A conversation with Connor Zwick, CEO & Co-founder of Speak.

Our Executive Function series features perspectives from leaders driving transformation through AI.
Speak(opens in a new window) is a language learning app that sets users on the path to fluency with the world’s most advanced AI tutor. We spoke with Connor Zwick, CEO of Speak, about how AI is reshaping language learning, the breakthroughs enabling more natural AI tutors, and the challenges of scaling an AI startup in a rapidly evolving technical landscape.
I think if I look back over the last 10+ years, there are a bunch of different moments that come to mind—things that really left an impression on me and changed the way I think about AI.

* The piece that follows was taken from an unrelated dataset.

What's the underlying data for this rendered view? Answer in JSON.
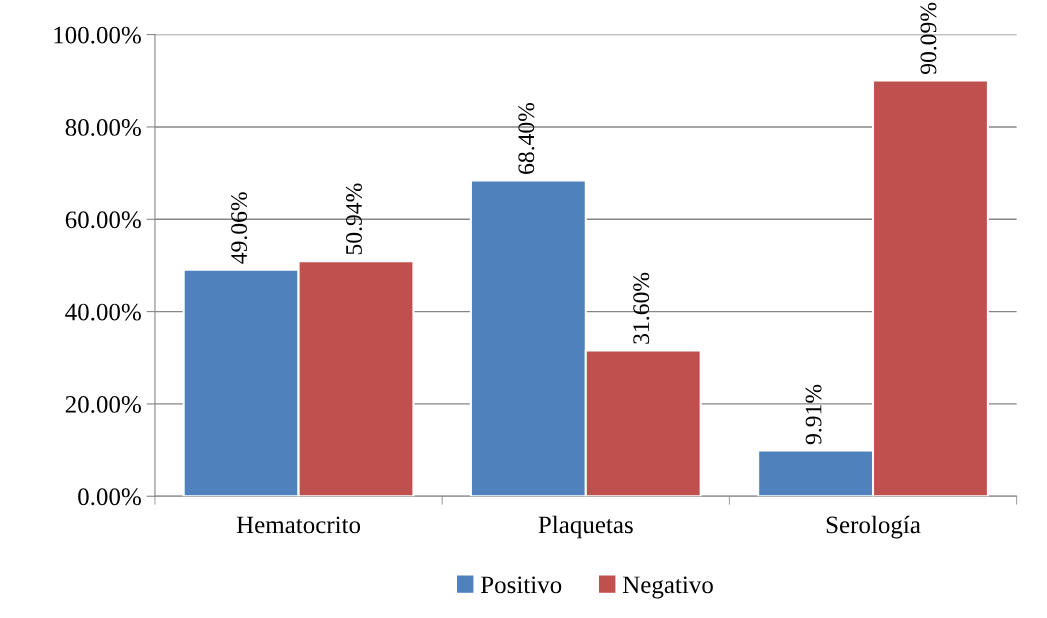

Obviously, in 2012, there was the AlexNet paper, and even just doing image recognition with these deep neural networks was really, really cool. Then AlphaGo was another big moment. But for me personally, I was up close and personal with AI in 2015. My co-founder and I were doing our own independent AI research, trying to learn as much as possible—reading all the papers, implementing things. We scraped a bunch of YouTube data as a side project.
We put all the data into the model, not really knowing what to expect. On the first training run, we came back a few hours later and tested it. We had built a model that was better than the state of the art in accent detection—classifying what accent someone was speaking with.
“We realized deep learning was going to be incredibly powerful. If you just had enough data, it could do amazing things and, in many cases, completely smash state of the art…”
For us, it was about how to integrate deep learning into the language learning experience. The first few years of Speak were focused on building really good speaking experiences. It was actually really obvious because, before us, language learning apps didn’t really have speaking components. If they did, they didn’t have models that could robustly understand someone speaking with an accent.
Speech recognition models were super inaccurate for accented speech. But because we were able to quickly build speech recognition that worked better than any of the big models at the time, we saw an opportunity to throw that into a basic product experience and already have something game-changing.
This might not be the answer everyone wants to hear, but I believe that if you want to be an AI product leader, you need to have a deep technical intuition for how the technology and models work. Without that, you won’t have a good sense of which problems will be solved in the next month or 12 months, versus problems that will take a long time to get right.
If you do have that intuition, you can build for the future. For example, we sometimes build things that are cost-prohibitive today, knowing that costs will go down in a year. Or we design around model weaknesses, knowing they will improve over time.
Understanding the difference between 90% accuracy, 98%, 99%, and 99.9%—and how that impacts the product experience—is crucial. The difference between 90% and 99.9% is a completely different ballgame, and being able to predict when that curve will go up is essential for making sound product decisions.
That’s easy—OpenAI’s real-time API and multimodality for audio. For our use case, where we’re building a superhuman AI speaking tutor that can help learners achieve fluency, having a rich understanding of what a learner is trying to say—beyond just transcribing their words—is critical. Instantly understanding tone, pronunciation, and intent, and then immediately responding with open-ended, natural feedback that matches the learner’s tone, is the holy grail of AI tutoring.
People talk about reasoning as the next frontier, and I agree. For us, the best human teachers stand out because they can design great learning plans and curricula, think deeply about student progress, and make adjustments accordingly. Having super-agentic reasoning capabilities in AI will be a huge breakthrough for language learning. It’s not the most obvious AI advancement for our space, but it will have a massive impact on making AI tutors as effective as the best human teachers.
There are billions of people trying to learn English and other languages, but there aren’t enough quality human teachers to meet that demand. Most people have had to rely on books or online videos, which aren’t the same as real conversations. At the end of the day, people learn languages to connect with other humans, not AI. Even when AI reaches superhuman levels, there will always be a need for real human practice.
“It’s not about replacing human teachers. It’s about making language tutoring better and more available to everyone around the globe.”
The most important thing is having the right people. A big cultural cornerstone for us is curiosity. We want people who are self-motivated and eager to explore how AI can scale their impact.
ChatGPT has this “blank canvas” problem where people don’t realize how they can use it until they randomly think of an application. AI is incredibly versatile, and we encourage our team to keep asking, “Could I be using AI for this?” and testing it out.
Everything can improve, but at this point, it’s about squeezing the juice out of the orange—building the best possible product using what’s available today. There are still huge technical challenges in applying AI effectively, and we call this our “ML scaffolding”—the technology that powers the entire product experience.
We’ve been at this for a while, so we have a head start, but there’s still a long way to go. Even if AI stopped advancing today, we have years’ worth of exciting work ahead.
“These models are particularly good at language, interacting with people, and using language. In many other industries there might still need to be some breakthroughs before there is truly transformative effects, I actually think we’ve got everything we need.”
Speak leverages OpenAI models to power its language learning curriculum across modalities such as audio and text, providing interactive speaking exercises, personalized tutors, and more.